One of the marchers was "... their beloved Chichipe-Outipe..." or "Little Duck". Though a man of small stature, he was nevertheless much loved and was responsible for ministering to the sick by order of the military commander. Though other medical personnel were available, it was always "Little Duck" to whom the preference was given by the Potawatomi. He marched with them, lived with them and ministered to them, whether medically with sugared tea (which was about all they had to help the sick) or with the Power of his Holy Priesthood through numerous baptisms and burials along the trail. Father Benjamin Marie Petit - "Little Duck" or "Father Black Robe" - lived to see his beloved Potawatomi handed over to his confrere, Father Christian Hoecken at the then Sugar Creek Mission near Centerville, Kansas (now known as St. Philippine Duchesne Memorial Park.) Father Petit died shortly afterwards on February 10, 1839 in St. Louis, MO, on his journey back to Vincennes, Indiana, from complications from severe illness incurred during the march. He was buried in St. Louis, but in 1856 his body was transported back to Indiana, where it now rests under the Log Chapel at the University of Notre Dame. He is remembered in the Church as a Martyr of Charity. (More history of Fr. Petit can be found on this page and a diary of Fr. Christian Hoecken can be found here. )

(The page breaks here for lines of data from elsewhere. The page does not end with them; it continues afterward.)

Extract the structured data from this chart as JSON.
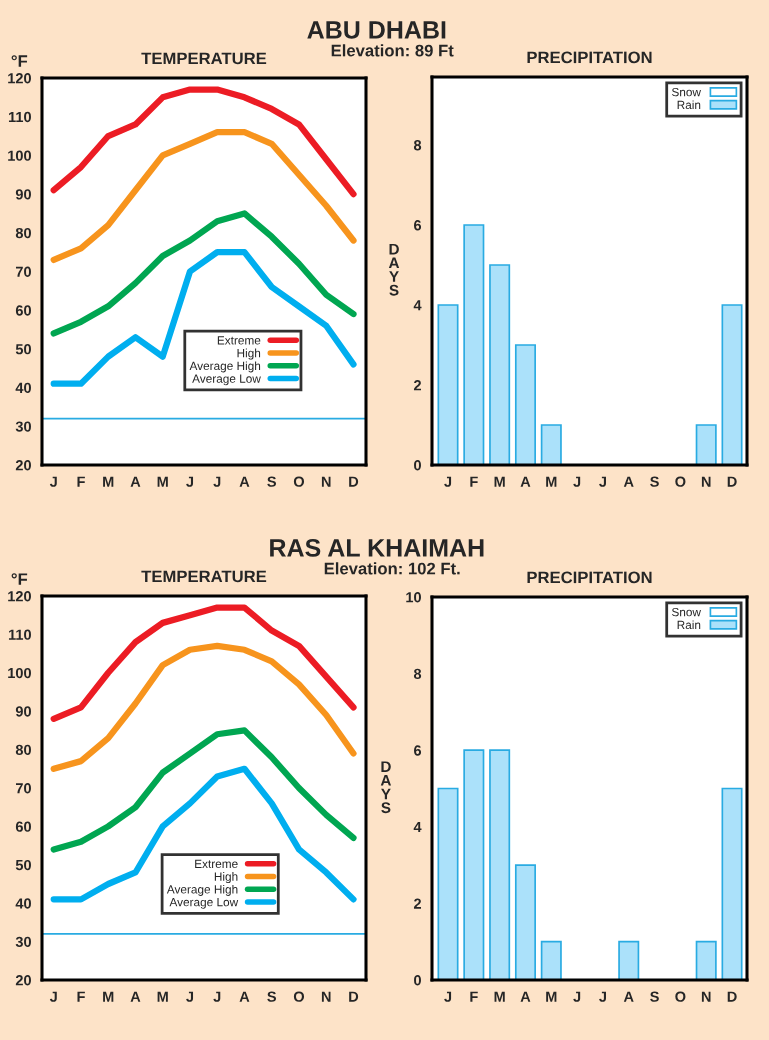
{
  "chart_data": [
    {
      "type": "line",
      "title": "TEMPERATURE",
      "ylabel": "°F",
      "annotations": [
        "ABU DHABI",
        "Elevation: 89 Ft"
      ],
      "categories": [
        "J",
        "F",
        "M",
        "A",
        "M",
        "J",
        "J",
        "A",
        "S",
        "O",
        "N",
        "D"
      ],
      "series": [
        {
          "name": "Extreme",
          "color": "#ec1c24",
          "values": [
            91,
            97,
            105,
            108,
            115,
            117,
            117,
            115,
            112,
            108,
            99,
            90
          ]
        },
        {
          "name": "High",
          "color": "#f7941d",
          "values": [
            73,
            76,
            82,
            91,
            100,
            103,
            106,
            106,
            103,
            95,
            87,
            78
          ]
        },
        {
          "name": "Average High",
          "color": "#00a651",
          "values": [
            54,
            57,
            61,
            67,
            74,
            78,
            83,
            85,
            79,
            72,
            64,
            59
          ]
        },
        {
          "name": "Average Low",
          "color": "#00aeef",
          "values": [
            41,
            41,
            48,
            53,
            48,
            70,
            75,
            75,
            66,
            61,
            56,
            46
          ]
        }
      ],
      "ylim": [
        20,
        120
      ],
      "yticks": [
        20,
        30,
        40,
        50,
        60,
        70,
        80,
        90,
        100,
        110,
        120
      ],
      "ref_lines": [
        {
          "axis": "y",
          "value": 32,
          "color": "#29abe2"
        }
      ],
      "legend": "bottom right",
      "grid": false
    },
    {
      "type": "bar",
      "title": "PRECIPITATION",
      "ylabel": "DAYS",
      "categories": [
        "J",
        "F",
        "M",
        "A",
        "M",
        "J",
        "J",
        "A",
        "S",
        "O",
        "N",
        "D"
      ],
      "series": [
        {
          "name": "Rain",
          "color": "#abe1fa",
          "values": [
            4,
            6,
            5,
            3,
            1,
            0,
            0,
            0,
            0,
            0,
            1,
            4
          ]
        },
        {
          "name": "Snow",
          "color": "#ffffff",
          "values": [
            null,
            null,
            null,
            null,
            null,
            null,
            null,
            null,
            null,
            null,
            null,
            null
          ]
        }
      ],
      "ylim": [
        0,
        9.7
      ],
      "yticks": [
        0,
        2,
        4,
        6,
        8
      ],
      "legend": "top right",
      "grid": false
    },
    {
      "type": "line",
      "title": "TEMPERATURE",
      "ylabel": "°F",
      "annotations": [
        "RAS AL KHAIMAH",
        "Elevation: 102 Ft."
      ],
      "categories": [
        "J",
        "F",
        "M",
        "A",
        "M",
        "J",
        "J",
        "A",
        "S",
        "O",
        "N",
        "D"
      ],
      "series": [
        {
          "name": "Extreme",
          "color": "#ec1c24",
          "values": [
            88,
            91,
            100,
            108,
            113,
            115,
            117,
            117,
            111,
            107,
            99,
            91
          ]
        },
        {
          "name": "High",
          "color": "#f7941d",
          "values": [
            75,
            77,
            83,
            92,
            102,
            106,
            107,
            106,
            103,
            97,
            89,
            79
          ]
        },
        {
          "name": "Average High",
          "color": "#00a651",
          "values": [
            54,
            56,
            60,
            65,
            74,
            79,
            84,
            85,
            78,
            70,
            63,
            57
          ]
        },
        {
          "name": "Average Low",
          "color": "#00aeef",
          "values": [
            41,
            41,
            45,
            48,
            60,
            66,
            73,
            75,
            66,
            54,
            48,
            41
          ]
        }
      ],
      "ylim": [
        20,
        120
      ],
      "yticks": [
        20,
        30,
        40,
        50,
        60,
        70,
        80,
        90,
        100,
        110,
        120
      ],
      "ref_lines": [
        {
          "axis": "y",
          "value": 32,
          "color": "#29abe2"
        }
      ],
      "legend": "bottom",
      "grid": false
    },
    {
      "type": "bar",
      "title": "PRECIPITATION",
      "ylabel": "DAYS",
      "categories": [
        "J",
        "F",
        "M",
        "A",
        "M",
        "J",
        "J",
        "A",
        "S",
        "O",
        "N",
        "D"
      ],
      "series": [
        {
          "name": "Rain",
          "color": "#abe1fa",
          "values": [
            5,
            6,
            6,
            3,
            1,
            0,
            0,
            1,
            0,
            0,
            1,
            5
          ]
        },
        {
          "name": "Snow",
          "color": "#ffffff",
          "values": [
            null,
            null,
            null,
            null,
            null,
            null,
            null,
            null,
            null,
            null,
            null,
            null
          ]
        }
      ],
      "ylim": [
        0,
        10
      ],
      "yticks": [
        0,
        2,
        4,
        6,
        8,
        10
      ],
      "legend": "top right",
      "grid": false
    }
  ]
}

Father Benjamin Marie Petit, from an oil portrait by George Winter, frontier artist, in 1838.

One tribe of the Potawatomi moved further west of Osawatomie, to St. Marys in 1848-49 and since an 1861 treaty, has been known as the Citizen Band of Potawatomi, now headquartered in Oklahoma. Locally, they have a Community Center in Rossville, Kansas, 6 miles east of St. Marys.

Click on the links below to read of the early Jesuit founding of the mission, college and their apostolate:

Early Years at St. Mary's Potawatomie Mission (31 page PDF from the Kansas Historical Society)

1827 - 1847: Early Jesuit Contacts with the Indians of Kansas

1848 - 1869: The Mission at St. Mary's: Pioneer Days

Bishop John Baptist Miége - a short biography of his life and his works in Kansas

Click the links below for more interesting history of the Jesuits, the College and North East Kansas:

1869 - 1931: St. Mary's College: A New Direction (With Pictures)

1931 - 1967: The Seminary Years

1967 - 1978: The Silent Years

The college grounds have been owned by the Society of St. Pius X since 1978, with an Academy (K-12, separate Boys and Girls Schools) and College (Associates Degree - Liberal Arts, Catholic Teacher Prep Program). In the tradition of the 1931 - 1967 Seminary Years, the Academy, College and residents of Saint Marys are still producing seminarians, having 15 currently enrolled at 2 of the 6 SSPX's Seminaries - Winona, MN and Goulburn, Australia.